2)    Kiriman uang dari luar negeri (remitansi) menjadi penopang utama ekonomi rumah tangga. 

3)    Kurangnya Lapangan Kerja Lokal: Minimnya industri di Flores membuat lulusan sekolah menengah tak punya banyak pilihan pekerjaan, selain bertani atau merantau.

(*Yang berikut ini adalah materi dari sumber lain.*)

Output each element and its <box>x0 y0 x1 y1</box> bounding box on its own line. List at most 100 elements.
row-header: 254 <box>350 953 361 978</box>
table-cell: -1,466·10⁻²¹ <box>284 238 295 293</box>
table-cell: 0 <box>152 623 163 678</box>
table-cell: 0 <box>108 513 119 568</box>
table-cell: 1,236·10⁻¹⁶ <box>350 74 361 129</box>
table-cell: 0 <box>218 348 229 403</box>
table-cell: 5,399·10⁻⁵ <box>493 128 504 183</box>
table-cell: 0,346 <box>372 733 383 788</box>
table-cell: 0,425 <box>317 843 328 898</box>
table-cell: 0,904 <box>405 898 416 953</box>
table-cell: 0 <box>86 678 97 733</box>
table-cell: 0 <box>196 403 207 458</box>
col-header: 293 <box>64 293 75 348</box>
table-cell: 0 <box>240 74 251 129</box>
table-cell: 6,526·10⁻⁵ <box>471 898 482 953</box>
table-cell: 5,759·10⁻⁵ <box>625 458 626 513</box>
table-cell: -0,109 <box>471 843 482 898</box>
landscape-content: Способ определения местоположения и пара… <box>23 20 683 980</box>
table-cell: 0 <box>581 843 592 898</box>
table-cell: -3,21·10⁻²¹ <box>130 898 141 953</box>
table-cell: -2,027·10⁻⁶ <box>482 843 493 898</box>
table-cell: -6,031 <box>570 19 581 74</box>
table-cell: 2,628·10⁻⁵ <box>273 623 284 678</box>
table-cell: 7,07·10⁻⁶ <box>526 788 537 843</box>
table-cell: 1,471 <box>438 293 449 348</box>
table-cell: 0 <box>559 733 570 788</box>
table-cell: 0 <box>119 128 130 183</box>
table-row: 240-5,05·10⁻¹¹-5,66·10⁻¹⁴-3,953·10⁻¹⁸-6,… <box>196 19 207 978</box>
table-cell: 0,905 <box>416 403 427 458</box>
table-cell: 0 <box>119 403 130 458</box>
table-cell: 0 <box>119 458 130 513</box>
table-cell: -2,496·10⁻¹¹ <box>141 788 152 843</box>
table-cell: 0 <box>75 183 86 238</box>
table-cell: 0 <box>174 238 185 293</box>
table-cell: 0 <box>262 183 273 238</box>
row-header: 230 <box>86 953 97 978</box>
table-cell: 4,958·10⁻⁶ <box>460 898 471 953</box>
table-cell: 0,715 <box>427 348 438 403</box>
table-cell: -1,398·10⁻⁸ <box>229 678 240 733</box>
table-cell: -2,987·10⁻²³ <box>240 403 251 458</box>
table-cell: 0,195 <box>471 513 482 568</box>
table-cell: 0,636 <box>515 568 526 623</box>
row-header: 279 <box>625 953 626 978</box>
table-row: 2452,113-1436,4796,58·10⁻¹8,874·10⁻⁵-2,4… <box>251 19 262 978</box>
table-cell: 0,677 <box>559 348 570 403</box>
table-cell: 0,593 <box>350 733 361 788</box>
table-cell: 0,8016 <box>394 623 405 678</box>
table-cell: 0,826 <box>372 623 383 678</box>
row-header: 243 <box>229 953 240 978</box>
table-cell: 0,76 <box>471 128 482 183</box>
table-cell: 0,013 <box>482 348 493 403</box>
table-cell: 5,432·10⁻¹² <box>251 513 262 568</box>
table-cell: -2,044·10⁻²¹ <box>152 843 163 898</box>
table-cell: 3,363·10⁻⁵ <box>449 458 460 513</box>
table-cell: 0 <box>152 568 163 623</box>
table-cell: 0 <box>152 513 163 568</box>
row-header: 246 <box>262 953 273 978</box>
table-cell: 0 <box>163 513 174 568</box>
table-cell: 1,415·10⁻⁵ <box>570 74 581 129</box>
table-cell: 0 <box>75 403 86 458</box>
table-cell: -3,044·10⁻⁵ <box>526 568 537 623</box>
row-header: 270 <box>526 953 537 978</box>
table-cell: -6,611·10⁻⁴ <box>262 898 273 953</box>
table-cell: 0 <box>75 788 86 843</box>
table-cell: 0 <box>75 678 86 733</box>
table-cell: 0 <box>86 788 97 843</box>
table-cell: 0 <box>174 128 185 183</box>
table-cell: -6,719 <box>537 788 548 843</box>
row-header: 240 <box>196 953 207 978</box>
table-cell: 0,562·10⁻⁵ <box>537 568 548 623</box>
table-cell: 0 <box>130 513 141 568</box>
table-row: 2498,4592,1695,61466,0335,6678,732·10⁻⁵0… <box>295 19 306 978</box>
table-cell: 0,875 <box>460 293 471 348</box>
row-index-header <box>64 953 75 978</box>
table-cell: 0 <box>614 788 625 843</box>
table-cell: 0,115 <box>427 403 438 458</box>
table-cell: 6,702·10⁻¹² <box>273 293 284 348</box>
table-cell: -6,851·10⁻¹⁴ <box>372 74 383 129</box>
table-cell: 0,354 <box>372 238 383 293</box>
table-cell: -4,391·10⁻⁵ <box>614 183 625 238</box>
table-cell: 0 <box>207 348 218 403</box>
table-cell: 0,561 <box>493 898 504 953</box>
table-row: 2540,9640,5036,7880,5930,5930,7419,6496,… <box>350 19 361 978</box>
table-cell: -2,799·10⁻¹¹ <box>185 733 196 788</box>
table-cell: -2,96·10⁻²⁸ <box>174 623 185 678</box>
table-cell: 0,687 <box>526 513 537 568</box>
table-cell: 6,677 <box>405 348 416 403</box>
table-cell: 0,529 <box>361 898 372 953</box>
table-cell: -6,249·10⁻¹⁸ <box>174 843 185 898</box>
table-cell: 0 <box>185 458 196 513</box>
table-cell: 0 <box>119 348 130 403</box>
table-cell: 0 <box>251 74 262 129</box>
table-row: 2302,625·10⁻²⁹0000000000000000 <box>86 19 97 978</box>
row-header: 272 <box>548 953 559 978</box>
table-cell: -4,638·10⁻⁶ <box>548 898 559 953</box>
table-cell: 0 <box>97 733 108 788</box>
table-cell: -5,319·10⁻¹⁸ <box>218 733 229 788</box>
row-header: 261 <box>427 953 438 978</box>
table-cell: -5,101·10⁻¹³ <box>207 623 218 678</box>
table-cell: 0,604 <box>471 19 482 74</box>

4)    Budaya Merantau: Di banyak komunitas di Flores, merantau ke luar negeri dipandang sebagai pilihan hidup yang wajar, bahkan membanggakan. Banyak yang berhasil membangun rumah, membuka usaha, atau menyekolahkan adik-adiknya berkat menjadi PMI.

 

9. Negara Tujuan dan Jenis Pekerjaan Orang Flores

Berikut adalah negara tujuan utama orang Flores menjadi PMI, diurutkan dari yang paling banyak, beserta jenis pekerjaan yang umum dilakukan: 

1)    Arab Saudi

a)     Jenis pekerjaan: Pekerja rumah tangga (PRT), Perawat lansia informal, Supir pribadi atau penjaga rumah

b)    Arab Saudi telah menjadi tujuan utama sejak 1980-an, terutama bagi perempuan muda dari Flores Timur dan Lembata. Banyak yang direkrut melalui jalur informal.

2)    Malaysia

a)     Jenis pekerjaan: Buruh kebun kelapa sawit dan karet (di Sabah dan Sarawak). Buruh konstruksi

b)    Pekerja rumah tangga. Karena kedekatan geografis dan jaringan sosial yang kuat, Malaysia menjadi negara tujuan paling "mudah diakses", walau banyak migrasi dilakukan tanpa dokumen resmi.

 3)    Taiwan

Jenis pekerjaan: Caregiver (perawat lansia dan disabilitas). Operator pabrik elektronik dan komponen mesin. Catatan: Banyak perempuan Flores bekerja sebagai caregiver karena permintaan tinggi dan pelatihan yang tersedia dari agen penyalur.

 4)    Hong Kong

a)     Jenis pekerjaan: Pekerja rumah tangga professional, Babysitter dan pendamping lansia

b)    Meski jumlahnya tak sebanyak di Taiwan atau Malaysia, pekerja dari Flores di Hong Kong cukup terkenal karena keterampilan dan sikap kerja yang baik.

 5)    Jepang

Jenis pekerjaan: Perawat dan caregiver (melalui program pemagangan teknis), Buruh pabrik makanan, logistik, atau pengolahan hasil laut. Mayoritas adalah lulusan SMA atau sekolah keperawatan yang mengikuti pelatihan bahasa Jepang dan seleksi ketat.

 6)    Korea Selatan

Jenis pekerjaan: Buruh pabrik tekstil, logistik, atau manufaktur, Pekerja pertanian (musiman) Catatan: Mereka umumnya masuk lewat skema Employment Permit System (EPS). Jumlahnya masih terbatas, tapi meningkat setiap tahun karena gaji yang tinggi dan sistem kerja yang lebih tertib.

 

10. Perjuangan dan Harapan

Fenomena migrasi orang Flores sebagai PMI bukan sekadar soal mencari uang, tapi juga menyangkut harapan akan kehidupan yang lebih baik. Mereka bekerja keras jauh dari keluarga demi membiayai sekolah adik, membangun rumah, atau sekadar membantu orang tua yang menua.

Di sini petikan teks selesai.